By Ryan LavnerJuly 16, 2018, 3:45 pm

CARNOUSTIE, Scotland – One course came to mind when Padraig Harrington arrived on property and saw a firm, fast and yellow Carnoustie.

Hoylake in 2006.

That's when Tiger Woods avoided every bunker, bludgeoned the links with mid-irons and captured the last of his three Open titles.

So Harrington was asked: Given the similarity in firmness between Carnoustie and Hoylake, can Tiger stir the ghosts this week?

Full coverage of the 147th Open Championship

“I really don’t know,” Harrington said Monday. “He’s good enough to win this championship, no doubt about it. I don’t think he could play golf like the way he did in 2006. Nobody else could have tried to play the golf course the way he did, and nobody else could have played the way he did. I suspect he couldn’t play that way now, either. But I don’t know if that’s the strategy this week, to lay up that far back.”

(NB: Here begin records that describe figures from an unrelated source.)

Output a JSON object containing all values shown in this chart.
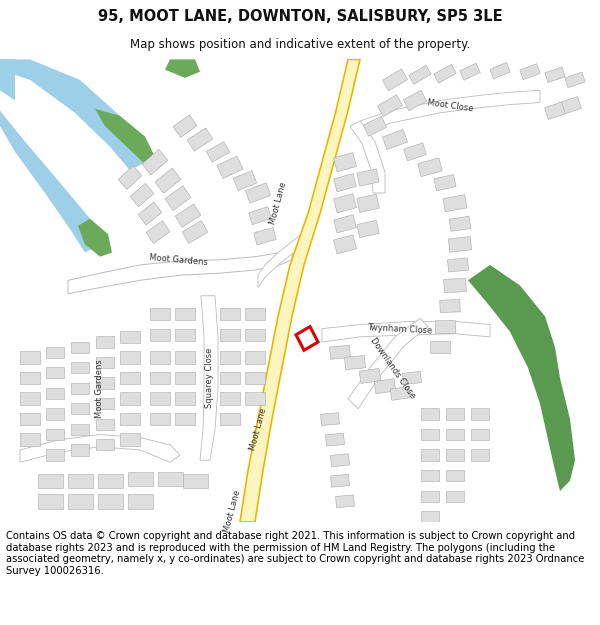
{
  "title_line1": "95, MOOT LANE, DOWNTON, SALISBURY, SP5 3LE",
  "title_line2": "Map shows position and indicative extent of the property.",
  "footer_text": "Contains OS data © Crown copyright and database right 2021. This information is subject to Crown copyright and database rights 2023 and is reproduced with the permission of HM Land Registry. The polygons (including the associated geometry, namely x, y co-ordinates) are subject to Crown copyright and database rights 2023 Ordnance Survey 100026316.",
  "map_bg": "#f7f7f7",
  "road_yellow_fill": "#fdf5c0",
  "road_yellow_edge": "#e8b800",
  "road_white_fill": "#ffffff",
  "road_gray_edge": "#bbbbbb",
  "building_fill": "#dedede",
  "building_edge": "#aaaaaa",
  "water_color": "#9ecfe8",
  "green_color": "#6aaa5a",
  "green2_color": "#5a9a50",
  "property_edge": "#dd0000",
  "title_fontsize": 10.5,
  "subtitle_fontsize": 8.5,
  "footer_fontsize": 7.2,
  "label_fontsize": 6.0,
  "title_color": "#111111",
  "label_color": "#333333"
}
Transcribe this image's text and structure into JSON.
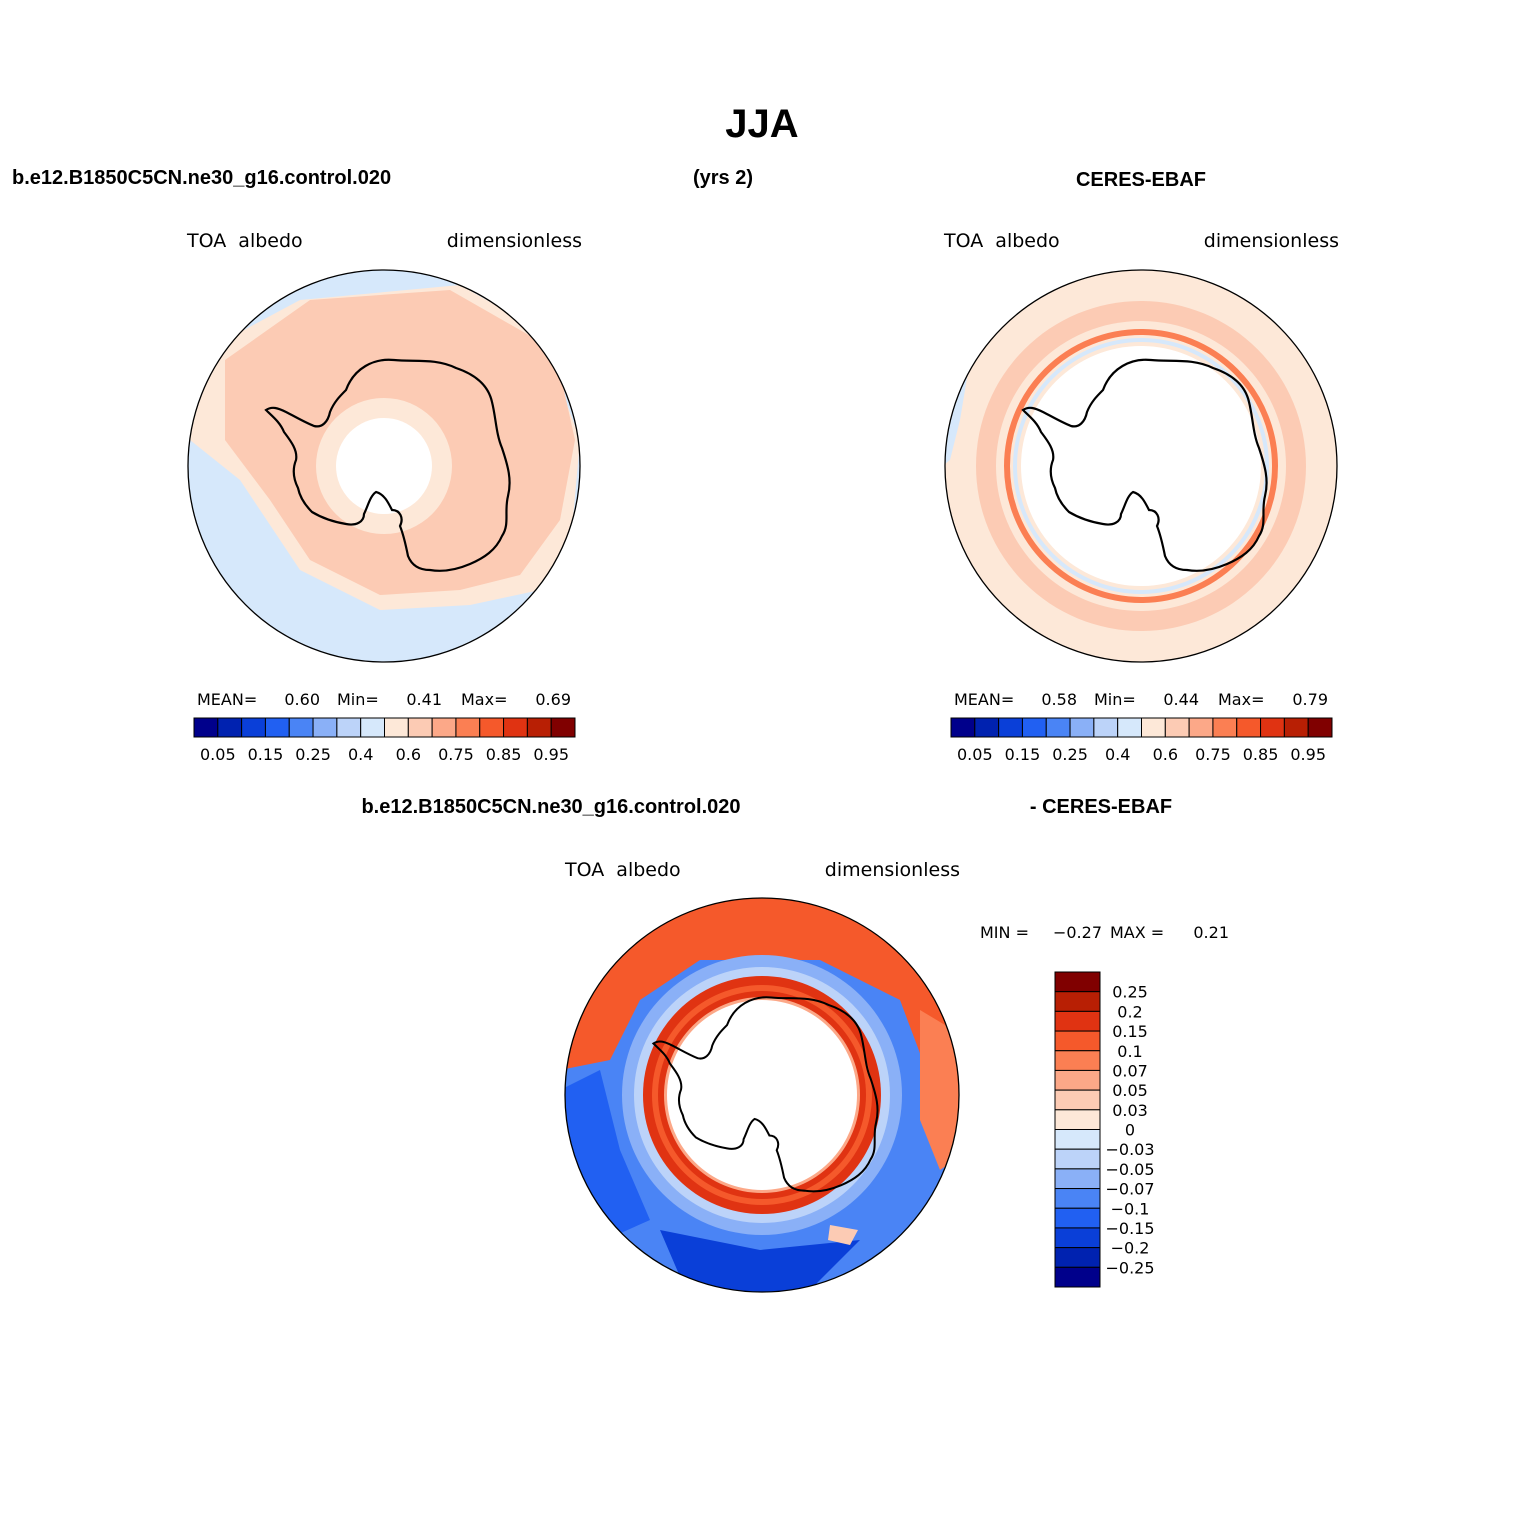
{
  "chart_data": {
    "type": "heatmap",
    "title": "JJA",
    "header": {
      "case": "b.e12.B1850C5CN.ne30_g16.control.020",
      "years": "(yrs 2)",
      "obs": "CERES-EBAF",
      "diff_case": "b.e12.B1850C5CN.ne30_g16.control.020",
      "diff_obs": "- CERES-EBAF"
    },
    "panels": [
      {
        "name": "model",
        "variable": "TOA  albedo",
        "units": "dimensionless",
        "stats": {
          "mean_label": "MEAN=",
          "mean": "0.60",
          "min_label": "Min=",
          "min": "0.41",
          "max_label": "Max=",
          "max": "0.69"
        }
      },
      {
        "name": "observation",
        "variable": "TOA  albedo",
        "units": "dimensionless",
        "stats": {
          "mean_label": "MEAN=",
          "mean": "0.58",
          "min_label": "Min=",
          "min": "0.44",
          "max_label": "Max=",
          "max": "0.79"
        }
      },
      {
        "name": "difference",
        "variable": "TOA  albedo",
        "units": "dimensionless",
        "stats": {
          "min_label": "MIN =",
          "min": "−0.27",
          "max_label": "MAX =",
          "max": "0.21"
        }
      }
    ],
    "colorbar_main": {
      "colors": [
        "#00008b",
        "#0022b0",
        "#0a3fd8",
        "#2160f2",
        "#4a84f5",
        "#8ab0f7",
        "#bcd3f9",
        "#d6e8fb",
        "#fde8d8",
        "#fccbb4",
        "#fca888",
        "#fb7f53",
        "#f5592b",
        "#e03312",
        "#b81f04",
        "#800000"
      ],
      "tick_labels": [
        "0.05",
        "0.15",
        "0.25",
        "0.4",
        "0.6",
        "0.75",
        "0.85",
        "0.95"
      ]
    },
    "colorbar_diff": {
      "colors_top_to_bottom": [
        "#800000",
        "#b81f04",
        "#e03312",
        "#f5592b",
        "#fb7f53",
        "#fca888",
        "#fccbb4",
        "#fde8d8",
        "#d6e8fb",
        "#bcd3f9",
        "#8ab0f7",
        "#4a84f5",
        "#2160f2",
        "#0a3fd8",
        "#0022b0",
        "#00008b"
      ],
      "tick_labels": [
        "0.25",
        "0.2",
        "0.15",
        "0.1",
        "0.07",
        "0.05",
        "0.03",
        "0",
        "−0.03",
        "−0.05",
        "−0.07",
        "−0.1",
        "−0.15",
        "−0.2",
        "−0.25"
      ]
    }
  }
}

With three days until the start of this championship, that’s the biggest question mark for Harrington, the 2007 winner here. He doesn’t know what his strategy will be – but his game plan will need to be “fluid.” Do you attack the course with driver and try to fly the fairway bunkers? Or do you attempt to lay back with an iron, even though it’s difficult to control the amount of run-out on the baked-out fairways and bring the bunkers into play?

“The fairways at Hoylake are quite flat, even though they were very fast,” Harrington said. “There’s a lot of undulations in the fairways here, so if you are trying to lay up, you can get hit the back of a slope and kick forward an extra 20 or 30 yards more than you think. So it’s not as easy to eliminate all the risk by laying up.”